"Did he never see her?"

"Never—since she was quite a child. So he told me. But let me finish the story—if you want to hear it. Being ordered, I went. They lived in a beastly villa and were, to speak generally, a disgrace to humanity by their utter flabbiness. But there was a flashy sort of a gentleman, by the name of Powers." He stopped and looked at me for a minute. "A married flashy gentleman named Nelson Powers. She was sixteen—and she wrote to Powers. A good many letters she'd written to Powers. Small was such a fool that Powers guessed there was money in it. And she, of course, had never thought of a Mrs. Powers. How should she? Sixteen and——"

"Hopelessly innocent?"

"I really think so," he answered with an air, rather odd, of advancing a paradox. "She let him worm out of her all that she knew about her father—which was that he paid the bills for her and that Small had told her that he was rich. She didn't know where he lived, but Powers got that out of Small without much trouble, and then it was blackmail on Mr. Driver, of course."

"Did you get at Powers? Had to pay him something, I suppose?"
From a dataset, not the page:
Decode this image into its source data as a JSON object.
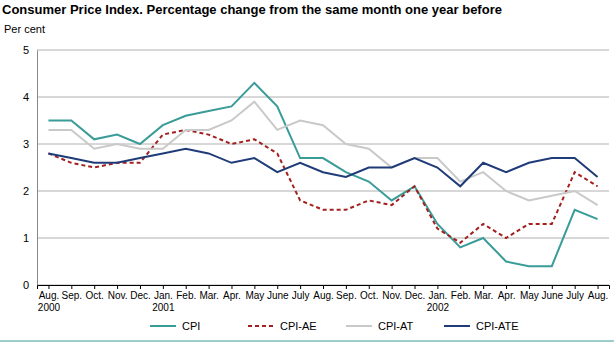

"I got at Mrs. Powers—and paid her. Much better! We had the letters in twenty-four hours. Powers really repented that time, I think! But I had orders to take her away from the Smalls. The same man never failed Nick Driver twice! I sent her under escort to Dawlish—at least near there—to a clergyman's family, where she's been ever since. But it can't be denied that she left Cheltenham rather—well, rather under a cloud. If you ask me what I think about it——"

I had been growing interested—yet not interested in precisely the point about which Mr. Cartmell conjectured that I might be about to inquire.

"Did she say anything about it herself?" I interrupted.

He stroked his chin. "She said rather a curious thing—she was only sixteen, you know. She said that we might have given her credit for being able to take just a little care of herself."

"That sounds like underrating your diplomacy, Cartmell."